Raad voor Vreemdelingenbetwistingen - 215.180 - 15-01-2019

Samenvatting

Uit de informatie die de partijen aanbrengen omtrent de situatie in Venezuela blijkt dat deze situatie volatiel is inzake de veiligheidssituatie en de socio-economische omstandigheden.
Inzake de landeninformatie waarop verweerder zich baseert blijkt deze voornamelijk te bestaan uit het document getiteld: ‘COI Focus, “Venezuela, Situation Sécuritaire”’ dat gedateerd is op 20 april 2018 (administratief dossier, stuk 18). Dit document bevat voornamelijk informatie uit de periode 2017 tot begin 2018. 

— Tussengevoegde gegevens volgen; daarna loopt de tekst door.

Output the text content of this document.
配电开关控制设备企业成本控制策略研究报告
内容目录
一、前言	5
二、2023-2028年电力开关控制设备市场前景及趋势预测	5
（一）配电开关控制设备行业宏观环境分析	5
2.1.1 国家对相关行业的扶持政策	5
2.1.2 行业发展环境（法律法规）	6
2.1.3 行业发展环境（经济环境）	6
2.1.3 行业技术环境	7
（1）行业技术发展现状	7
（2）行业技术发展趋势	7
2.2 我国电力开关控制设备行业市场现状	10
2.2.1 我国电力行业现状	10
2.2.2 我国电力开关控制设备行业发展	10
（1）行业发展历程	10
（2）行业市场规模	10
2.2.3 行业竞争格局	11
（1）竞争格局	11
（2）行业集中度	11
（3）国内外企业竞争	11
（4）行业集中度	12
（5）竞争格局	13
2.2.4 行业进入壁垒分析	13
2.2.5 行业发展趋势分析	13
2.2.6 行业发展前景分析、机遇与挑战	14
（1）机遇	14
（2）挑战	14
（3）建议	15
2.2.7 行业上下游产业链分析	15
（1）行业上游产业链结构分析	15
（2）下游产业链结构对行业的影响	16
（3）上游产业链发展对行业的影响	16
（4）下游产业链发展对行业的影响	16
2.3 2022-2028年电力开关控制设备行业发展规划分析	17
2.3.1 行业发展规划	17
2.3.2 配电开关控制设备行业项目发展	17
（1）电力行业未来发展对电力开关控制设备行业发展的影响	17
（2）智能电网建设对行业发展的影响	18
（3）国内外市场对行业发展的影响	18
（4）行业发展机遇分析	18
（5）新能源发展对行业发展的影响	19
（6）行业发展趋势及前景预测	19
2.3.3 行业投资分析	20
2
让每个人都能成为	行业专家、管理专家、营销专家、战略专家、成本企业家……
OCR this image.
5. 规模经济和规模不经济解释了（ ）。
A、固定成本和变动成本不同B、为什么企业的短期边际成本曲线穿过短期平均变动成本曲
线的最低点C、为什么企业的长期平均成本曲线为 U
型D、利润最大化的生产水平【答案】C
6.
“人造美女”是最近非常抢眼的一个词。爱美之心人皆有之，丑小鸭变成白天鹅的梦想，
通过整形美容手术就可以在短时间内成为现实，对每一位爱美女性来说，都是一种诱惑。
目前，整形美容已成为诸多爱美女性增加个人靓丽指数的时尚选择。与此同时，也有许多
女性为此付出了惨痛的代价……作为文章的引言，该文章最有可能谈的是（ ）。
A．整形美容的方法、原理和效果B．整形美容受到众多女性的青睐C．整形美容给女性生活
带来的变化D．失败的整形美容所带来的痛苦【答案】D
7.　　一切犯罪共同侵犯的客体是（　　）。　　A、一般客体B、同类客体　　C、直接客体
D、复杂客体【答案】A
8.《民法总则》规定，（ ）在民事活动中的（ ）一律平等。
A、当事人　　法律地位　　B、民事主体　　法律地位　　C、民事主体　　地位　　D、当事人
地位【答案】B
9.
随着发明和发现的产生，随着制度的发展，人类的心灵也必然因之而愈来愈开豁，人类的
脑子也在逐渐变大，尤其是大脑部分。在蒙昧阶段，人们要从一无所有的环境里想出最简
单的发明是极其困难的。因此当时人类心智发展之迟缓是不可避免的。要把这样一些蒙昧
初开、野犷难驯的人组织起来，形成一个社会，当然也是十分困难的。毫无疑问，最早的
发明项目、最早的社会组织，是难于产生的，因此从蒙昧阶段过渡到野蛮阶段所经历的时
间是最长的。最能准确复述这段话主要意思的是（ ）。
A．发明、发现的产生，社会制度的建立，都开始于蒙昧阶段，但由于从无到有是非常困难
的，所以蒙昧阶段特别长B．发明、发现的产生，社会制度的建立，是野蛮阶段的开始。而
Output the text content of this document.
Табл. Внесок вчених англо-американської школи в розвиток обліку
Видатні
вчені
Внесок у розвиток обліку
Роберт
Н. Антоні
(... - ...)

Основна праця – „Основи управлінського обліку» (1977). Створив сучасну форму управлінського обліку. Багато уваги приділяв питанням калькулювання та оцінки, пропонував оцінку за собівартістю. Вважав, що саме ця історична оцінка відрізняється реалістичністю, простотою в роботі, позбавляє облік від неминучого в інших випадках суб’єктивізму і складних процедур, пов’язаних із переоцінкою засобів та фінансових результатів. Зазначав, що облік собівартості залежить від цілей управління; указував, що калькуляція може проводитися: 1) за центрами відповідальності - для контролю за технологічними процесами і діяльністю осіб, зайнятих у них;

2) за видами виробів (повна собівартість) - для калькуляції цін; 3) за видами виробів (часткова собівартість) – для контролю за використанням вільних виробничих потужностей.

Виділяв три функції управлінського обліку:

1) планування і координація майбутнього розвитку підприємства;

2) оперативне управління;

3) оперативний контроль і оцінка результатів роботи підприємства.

Verzoeker brengt landeninformatie bij die van recentere datum is. Gelet op de volatiele situatie hecht de Raad te dezen belang aan het rapport ‘United Nations Human Rights, “Office of the High Commissioner: Human rights violations in the Bolivarian Republic of Venezuela: a downward spiral with no end in sight”’ van juni 2018 (stuk 9) en dit samen gelezen met de ‘Guidance note on the outflow of Venezuelans’ van UNHCR van maart 2018 (stuk 4).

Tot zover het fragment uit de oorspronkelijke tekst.